Great i'll try that.

 

[DeThomaso]

Hi again Domenic, if still availble...
What is the purpose of the last line in your code as below?

MsgBox "User selected " & vFileName, vbInformation

 

[DeThomaso]

Try the GetOpenFilename method of the Application object instead . . .

    Dim vFileName As Variant
    vFileName = Application.GetOpenFilename(FileFilter:="CSV Files (*.csv), *.csv", Title:="Select a File")
  
    If vFileName = False Then Exit Sub

    MsgBox "User selected " & vFileName, vbInformation

Hope this helps!

This works but I get problems with Exit Sub statement if I choose a file the code gets error and want me to debug the code.
The strange part it has worked and now it does not. I have seen this before as if there is a timing issue.
When I press cancel it works fine as it should but when I choose a file it stops.
I was thinking if the file string containing charactors that is not allowed or something.
Here is the string when I have chosen a file:

C:\Temp\RMA0199-1_PST_Jura_Dump_BFLASH1.S

Is there anything wrong with the charactors in this string causing the Exit Sub to stop?

 

[DeThomaso]

Hi again Domenic, if still availble...
What is the purpose of the last line in your code as below?
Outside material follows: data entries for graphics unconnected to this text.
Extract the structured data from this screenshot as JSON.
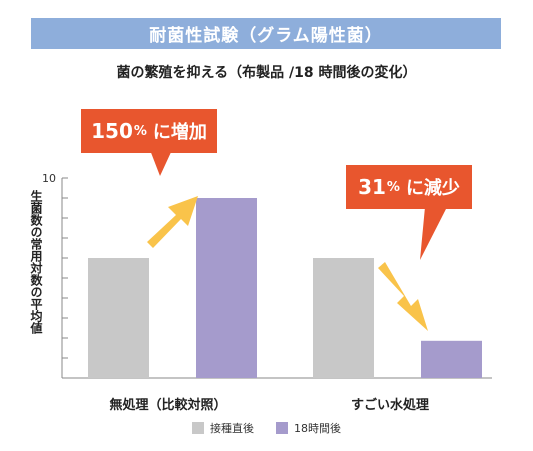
{
  "banner": "耐菌性試験（グラム陽性菌）",
  "subtitle": "菌の繁殖を抑える（布製品 /18 時間後の変化）",
  "callouts": [
    {
      "value": "150",
      "unit": "%",
      "text": "に増加"
    },
    {
      "value": "31",
      "unit": "%",
      "text": "に減少"
    }
  ],
  "chart_data": {
    "type": "bar",
    "categories": [
      "無処理（比較対照）",
      "すごい水処理"
    ],
    "series": [
      {
        "name": "接種直後",
        "color": "#c8c8c8",
        "values": [
          6,
          6
        ]
      },
      {
        "name": "18時間後",
        "color": "#a59bcc",
        "values": [
          9,
          1.86
        ]
      }
    ],
    "ylabel": "生菌数の常用対数の平均値",
    "ylim": [
      0,
      10
    ],
    "yticks": [
      10
    ],
    "grid": false,
    "legend_position": "bottom"
  },
  "colors": {
    "banner": "#8eaedb",
    "callout": "#e8562e",
    "arrow": "#f9c34a",
    "axis": "#888888"
  }
}
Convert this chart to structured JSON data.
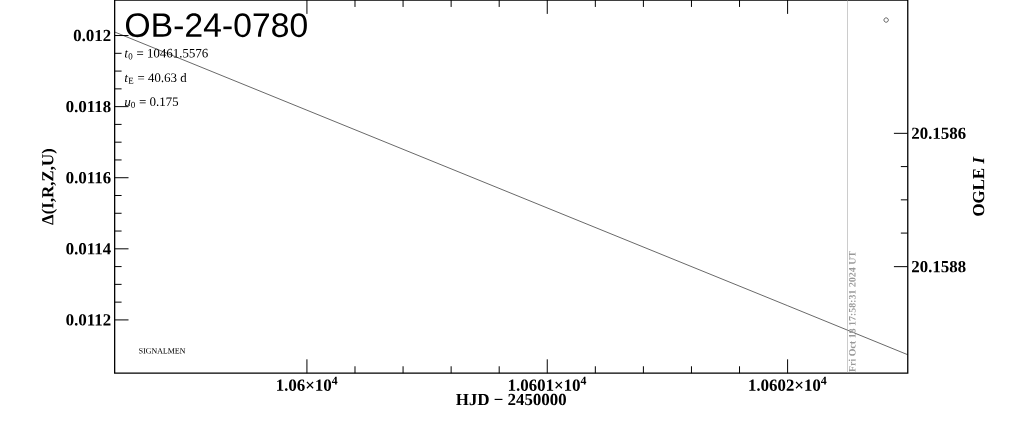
{
  "chart_data": {
    "type": "line",
    "title": "OB-24-0780",
    "xlabel": "HJD − 2450000",
    "ylabel": "Δ(I,R,Z,U)",
    "y2label": "OGLE *I*",
    "xlim": [
      10599.2,
      10602.5
    ],
    "xticks": [
      {
        "value": 10600,
        "label": "1.06×10$^{4}$"
      },
      {
        "value": 10601,
        "label": "1.0601×10$^{4}$"
      },
      {
        "value": 10602,
        "label": "1.0602×10$^{4}$"
      }
    ],
    "ylim": [
      0.01105,
      0.0121
    ],
    "yticks": [
      0.0112,
      0.0114,
      0.0116,
      0.0118,
      0.012
    ],
    "y2lim": [
      20.15896,
      20.1584
    ],
    "y2ticks": [
      20.1586,
      20.1588
    ],
    "series": [
      {
        "color": "#000000",
        "marker": "none",
        "line_style": "solid",
        "x": [
          10599.2,
          10600,
          10601,
          10602,
          10602.5
        ],
        "values": [
          0.01201,
          0.01179,
          0.011515,
          0.01124,
          0.011102
        ]
      },
      {
        "type": "scatter",
        "color": "#000000",
        "marker": "circle",
        "axis": "y2",
        "x": [
          10602.41
        ],
        "values": [
          20.15843
        ]
      }
    ],
    "ref_lines": [
      {
        "axis": "x",
        "value": 10602.249,
        "color": "#999999"
      }
    ],
    "annotations": [
      "*t*$_{0}$ = 10461.5576",
      "*t*$_{E}$ = 40.63 d",
      "*u*$_{0}$ = 0.175",
      "SIGNALMEN",
      {
        "text": "Fri Oct 18 17:58:31 2024 UT",
        "x": 10602.249,
        "y": 0.01105
      }
    ]
  }
}
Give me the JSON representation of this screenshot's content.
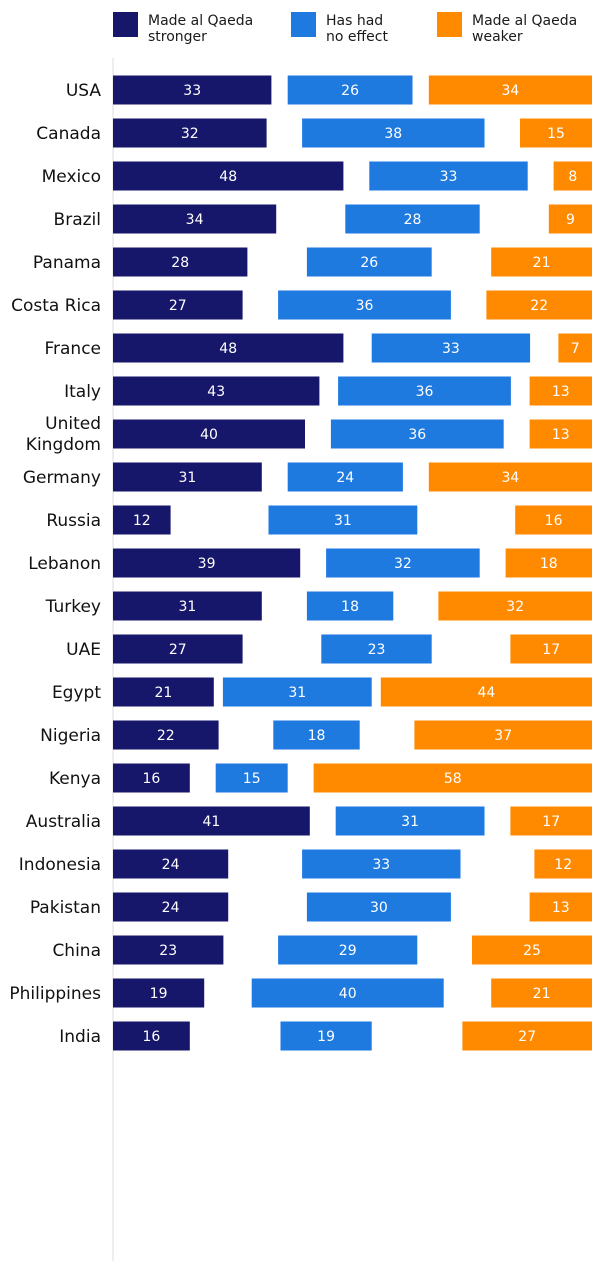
{
  "chart_data": {
    "type": "bar",
    "orientation": "horizontal",
    "series": [
      {
        "name": "Made al Qaeda stronger",
        "legend_lines": [
          "Made al Qaeda",
          "stronger"
        ],
        "color": "#16166b"
      },
      {
        "name": "Has had no effect",
        "legend_lines": [
          "Has had",
          "no effect"
        ],
        "color": "#1f7ae0"
      },
      {
        "name": "Made al Qaeda weaker",
        "legend_lines": [
          "Made al Qaeda",
          "weaker"
        ],
        "color": "#ff8a00"
      }
    ],
    "groups": [
      {
        "countries": [
          {
            "name": [
              "USA"
            ],
            "values": [
              33,
              26,
              34
            ]
          },
          {
            "name": [
              "Canada"
            ],
            "values": [
              32,
              38,
              15
            ]
          }
        ]
      },
      {
        "countries": [
          {
            "name": [
              "Mexico"
            ],
            "values": [
              48,
              33,
              8
            ]
          },
          {
            "name": [
              "Brazil"
            ],
            "values": [
              34,
              28,
              9
            ]
          },
          {
            "name": [
              "Panama"
            ],
            "values": [
              28,
              26,
              21
            ]
          },
          {
            "name": [
              "Costa Rica"
            ],
            "values": [
              27,
              36,
              22
            ]
          }
        ]
      },
      {
        "countries": [
          {
            "name": [
              "France"
            ],
            "values": [
              48,
              33,
              7
            ]
          },
          {
            "name": [
              "Italy"
            ],
            "values": [
              43,
              36,
              13
            ]
          },
          {
            "name": [
              "United",
              "Kingdom"
            ],
            "values": [
              40,
              36,
              13
            ]
          },
          {
            "name": [
              "Germany"
            ],
            "values": [
              31,
              24,
              34
            ]
          },
          {
            "name": [
              "Russia"
            ],
            "values": [
              12,
              31,
              16
            ]
          }
        ]
      },
      {
        "countries": [
          {
            "name": [
              "Lebanon"
            ],
            "values": [
              39,
              32,
              18
            ]
          },
          {
            "name": [
              "Turkey"
            ],
            "values": [
              31,
              18,
              32
            ]
          },
          {
            "name": [
              "UAE"
            ],
            "values": [
              27,
              23,
              17
            ]
          },
          {
            "name": [
              "Egypt"
            ],
            "values": [
              21,
              31,
              44
            ]
          }
        ]
      },
      {
        "countries": [
          {
            "name": [
              "Nigeria"
            ],
            "values": [
              22,
              18,
              37
            ]
          },
          {
            "name": [
              "Kenya"
            ],
            "values": [
              16,
              15,
              58
            ]
          }
        ]
      },
      {
        "countries": [
          {
            "name": [
              "Australia"
            ],
            "values": [
              41,
              31,
              17
            ]
          },
          {
            "name": [
              "Indonesia"
            ],
            "values": [
              24,
              33,
              12
            ]
          },
          {
            "name": [
              "Pakistan"
            ],
            "values": [
              24,
              30,
              13
            ]
          },
          {
            "name": [
              "China"
            ],
            "values": [
              23,
              29,
              25
            ]
          },
          {
            "name": [
              "Philippines"
            ],
            "values": [
              19,
              40,
              21
            ]
          },
          {
            "name": [
              "India"
            ],
            "values": [
              16,
              19,
              27
            ]
          }
        ]
      }
    ]
  }
}
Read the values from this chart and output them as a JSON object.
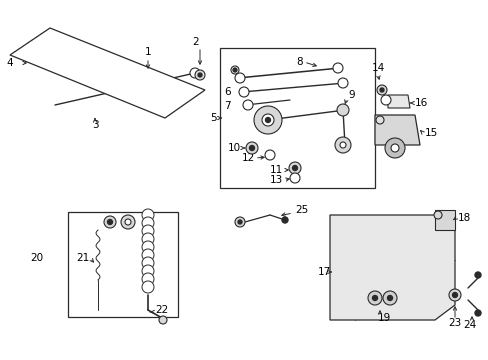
{
  "bg_color": "#ffffff",
  "line_color": "#2a2a2a",
  "fig_width": 4.89,
  "fig_height": 3.6,
  "dpi": 100,
  "fontsize": 7.5
}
MsgBox "User selected " & vFileName, vbInformation

I know now what it is..stupid me. A message popup window showing the chosen file info...
But it was actually the Exit Sub I had problem with so this confused me a little bit.

 

[DeThomaso]

Case closed All Good.
variable PickFilename or in your case vFileName needed to declared as Variant and not String.

 

[Domenic]

That's great, glad you were able to sort it out.

Cheers!